# Disabling the keyboard from a webpage.



## Whitestar (Mar 22, 2003)

Hi

At work we have an acceptable use policy that the kids have to agree to to use the computer. At the moment its a very badly written program that pops up as the kids log in to their user accounts, trouble is it really slows the machine down even after the student had agreed. Also at the moment they can just press alt f4 to close the program window.

My solution to this is to have a webpage with the AUP and two buttons, but I want the page to disable the keyboard, so that the kids can't alt f4 out of the window.

I know this sounds stupid and theres no difference between them pressing the agree button and pressing alt f4, but if they do do something and we say 'but you agreed to the AUP' the can say 'no i didnt' and they would be right because technically they didnt.

So.

Is there any way for a web page to disable the keyboard while it is active?

Mark


----------



## dquigley (Apr 17, 2006)

I'm not a web coder, but I'll take a crack at starting you in a direction. The IEAK (Internet Explorer Administration Kit) offers some help with security. I know that IE has a kiosk mode (command line parameter -k) that gets you part way there. Alt-F4 is pretty universal (I have my doubts that you can trap that in a web page) - if that were true then the folks responsible for popups, would have a good use for that.

Here is the IEAK URL:

IEAK


----------



## Bandit85 (Oct 12, 2006)

Hi,

I know that Visual Basic has a function in it that will allow it to disable the windows Hot-keys. Have you considered having your computers run a visual basic application at startup that will require their consent or maybe even a visual basic app on your home page that will prevent surfing until they agree? Neither option should slow your machines after being run and it should not be too hard to program.


----------



## Squashman (Apr 4, 2003)

When I worked for the school district we made the students read and sign an acceptable use policy. They had no way around it after that. There Internet Access was not granted until they had signed the policy.


----------



## Whitestar (Mar 22, 2003)

Bandit - I had hoped to avoid using VB, but it looks like i'm going to have to. Like I said in my OP, there is already a program that pops up when the kids log on. I don't know what this was written in tho.

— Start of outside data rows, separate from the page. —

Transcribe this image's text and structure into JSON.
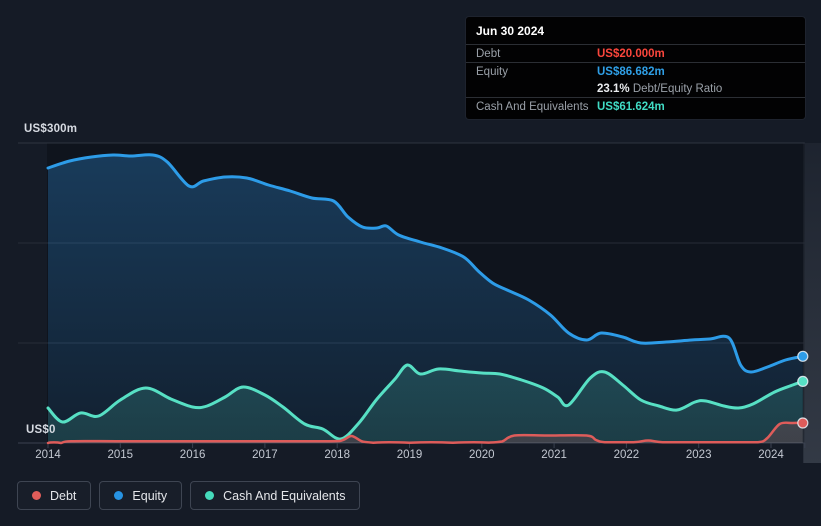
{
  "tooltip": {
    "date": "Jun 30 2024",
    "debt_label": "Debt",
    "debt_value": "US$20.000m",
    "equity_label": "Equity",
    "equity_value": "US$86.682m",
    "ratio_value": "23.1%",
    "ratio_label": "Debt/Equity Ratio",
    "cash_label": "Cash And Equivalents",
    "cash_value": "US$61.624m"
  },
  "axis": {
    "y_top_label": "US$300m",
    "y_zero_label": "US$0",
    "x_ticks": [
      "2014",
      "2015",
      "2016",
      "2017",
      "2018",
      "2019",
      "2020",
      "2021",
      "2022",
      "2023",
      "2024"
    ]
  },
  "legend": {
    "items": [
      {
        "label": "Debt",
        "color": "#e05d5a"
      },
      {
        "label": "Equity",
        "color": "#2793e2"
      },
      {
        "label": "Cash And Equivalents",
        "color": "#45dabb"
      }
    ]
  },
  "colors": {
    "page_bg": "#151b26",
    "plot_bg": "#0f141d",
    "gridline": "#272d38",
    "axis_line": "#3a4150",
    "debt": "#de5c5a",
    "equity": "#2d9ce8",
    "cash": "#57e0c4",
    "tooltip_debt": "#fa463c",
    "tooltip_equity": "#2f9fe6",
    "tooltip_cash": "#41dcc5"
  },
  "chart_data": {
    "type": "area",
    "title": "Debt to Equity history",
    "unit": "US$m",
    "ylim": [
      0,
      300
    ],
    "y_gridline_values": [
      0,
      100,
      200,
      300
    ],
    "x_range": [
      2014.0,
      2024.44
    ],
    "x_ticks": [
      2014,
      2015,
      2016,
      2017,
      2018,
      2019,
      2020,
      2021,
      2022,
      2023,
      2024
    ],
    "legend_position": "bottom-left",
    "series": [
      {
        "name": "Equity",
        "color": "#2d9ce8",
        "fill_top": "rgba(44,138,214,0.34)",
        "fill_bottom": "rgba(44,138,214,0.10)",
        "line_width": 3,
        "points": [
          [
            2014.0,
            275
          ],
          [
            2014.3,
            282
          ],
          [
            2014.6,
            286
          ],
          [
            2014.9,
            288
          ],
          [
            2015.15,
            287
          ],
          [
            2015.45,
            288
          ],
          [
            2015.65,
            281
          ],
          [
            2015.95,
            257
          ],
          [
            2016.15,
            262
          ],
          [
            2016.45,
            266
          ],
          [
            2016.75,
            265
          ],
          [
            2017.05,
            258
          ],
          [
            2017.35,
            252
          ],
          [
            2017.65,
            245
          ],
          [
            2017.95,
            242
          ],
          [
            2018.15,
            226
          ],
          [
            2018.35,
            216
          ],
          [
            2018.55,
            215
          ],
          [
            2018.68,
            217
          ],
          [
            2018.85,
            208
          ],
          [
            2019.15,
            201
          ],
          [
            2019.45,
            195
          ],
          [
            2019.75,
            186
          ],
          [
            2019.95,
            172
          ],
          [
            2020.15,
            160
          ],
          [
            2020.35,
            153
          ],
          [
            2020.65,
            143
          ],
          [
            2020.95,
            128
          ],
          [
            2021.2,
            110
          ],
          [
            2021.45,
            103
          ],
          [
            2021.65,
            110
          ],
          [
            2021.95,
            106
          ],
          [
            2022.2,
            100
          ],
          [
            2022.55,
            101
          ],
          [
            2022.9,
            103
          ],
          [
            2023.15,
            104
          ],
          [
            2023.42,
            105
          ],
          [
            2023.58,
            78
          ],
          [
            2023.72,
            71
          ],
          [
            2023.95,
            76
          ],
          [
            2024.2,
            83
          ],
          [
            2024.44,
            86.7
          ]
        ]
      },
      {
        "name": "Cash And Equivalents",
        "color": "#57e0c4",
        "fill_top": "rgba(86,224,197,0.27)",
        "fill_bottom": "rgba(86,224,197,0.15)",
        "line_width": 3,
        "points": [
          [
            2014.0,
            35
          ],
          [
            2014.2,
            21
          ],
          [
            2014.45,
            30
          ],
          [
            2014.7,
            27
          ],
          [
            2015.0,
            43
          ],
          [
            2015.35,
            55
          ],
          [
            2015.7,
            44
          ],
          [
            2016.0,
            36
          ],
          [
            2016.2,
            37
          ],
          [
            2016.45,
            46
          ],
          [
            2016.7,
            56
          ],
          [
            2017.0,
            48
          ],
          [
            2017.25,
            36
          ],
          [
            2017.55,
            19
          ],
          [
            2017.8,
            14
          ],
          [
            2018.05,
            4
          ],
          [
            2018.3,
            20
          ],
          [
            2018.55,
            44
          ],
          [
            2018.8,
            64
          ],
          [
            2018.97,
            78
          ],
          [
            2019.15,
            69
          ],
          [
            2019.4,
            74
          ],
          [
            2019.7,
            72
          ],
          [
            2020.0,
            70
          ],
          [
            2020.25,
            69
          ],
          [
            2020.55,
            63
          ],
          [
            2020.85,
            55
          ],
          [
            2021.05,
            46
          ],
          [
            2021.2,
            38
          ],
          [
            2021.5,
            65
          ],
          [
            2021.7,
            71
          ],
          [
            2021.95,
            58
          ],
          [
            2022.2,
            43
          ],
          [
            2022.45,
            37
          ],
          [
            2022.7,
            33
          ],
          [
            2022.95,
            41
          ],
          [
            2023.1,
            42
          ],
          [
            2023.35,
            37
          ],
          [
            2023.55,
            35
          ],
          [
            2023.75,
            39
          ],
          [
            2024.05,
            51
          ],
          [
            2024.3,
            58
          ],
          [
            2024.44,
            61.6
          ]
        ]
      },
      {
        "name": "Debt",
        "color": "#de5c5a",
        "fill_top": "rgba(220,90,90,0.30)",
        "fill_bottom": "rgba(220,90,90,0.18)",
        "line_width": 2.5,
        "points": [
          [
            2014.0,
            0
          ],
          [
            2014.18,
            0
          ],
          [
            2014.32,
            1.8
          ],
          [
            2015.0,
            1.8
          ],
          [
            2016.0,
            1.8
          ],
          [
            2017.0,
            1.8
          ],
          [
            2017.92,
            1.8
          ],
          [
            2018.08,
            3
          ],
          [
            2018.2,
            7
          ],
          [
            2018.35,
            1.5
          ],
          [
            2018.5,
            0.3
          ],
          [
            2019.0,
            0.3
          ],
          [
            2019.6,
            0.3
          ],
          [
            2020.1,
            0.4
          ],
          [
            2020.28,
            1.5
          ],
          [
            2020.45,
            7.5
          ],
          [
            2020.9,
            7.5
          ],
          [
            2021.45,
            7.5
          ],
          [
            2021.58,
            3
          ],
          [
            2021.7,
            0.8
          ],
          [
            2022.1,
            0.8
          ],
          [
            2022.3,
            2.5
          ],
          [
            2022.5,
            0.8
          ],
          [
            2022.9,
            0.8
          ],
          [
            2023.4,
            0.8
          ],
          [
            2023.82,
            0.8
          ],
          [
            2023.95,
            5
          ],
          [
            2024.12,
            19
          ],
          [
            2024.3,
            20
          ],
          [
            2024.44,
            20
          ]
        ]
      }
    ]
  }
}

Squahman - I had thought about that, but I have enough trouble as it is with being informed about kids starting. I only find out when they come to see me to get a user account.

Thnks for the suggestions guys.


----------



## Bandit85 (Oct 12, 2006)

If you have the app close after they agree then it should not cause the machine to slow down at all. After all once they have clicked then you no longer need the app.


----------



## Squashman (Apr 4, 2003)

Whitestar said:


> Squahman - I had thought about that, but I have enough trouble as it is with being informed about kids starting. I only find out when they come to see me to get a user account.
> 
> Thnks for the suggestions guys.


I guess things were a little bit easier for us on the Netware network we had setup. When we create a user, they are not automatically put into the InternetUsers group. They are by default put into a NoInternet Users group. If they are not apart of the InternetUsers group, our Proxy Server BorderManager would stop them from accessing the Internet. Easy as pie if you have a Proxy server. If you don't then you are kind of screwed.


----------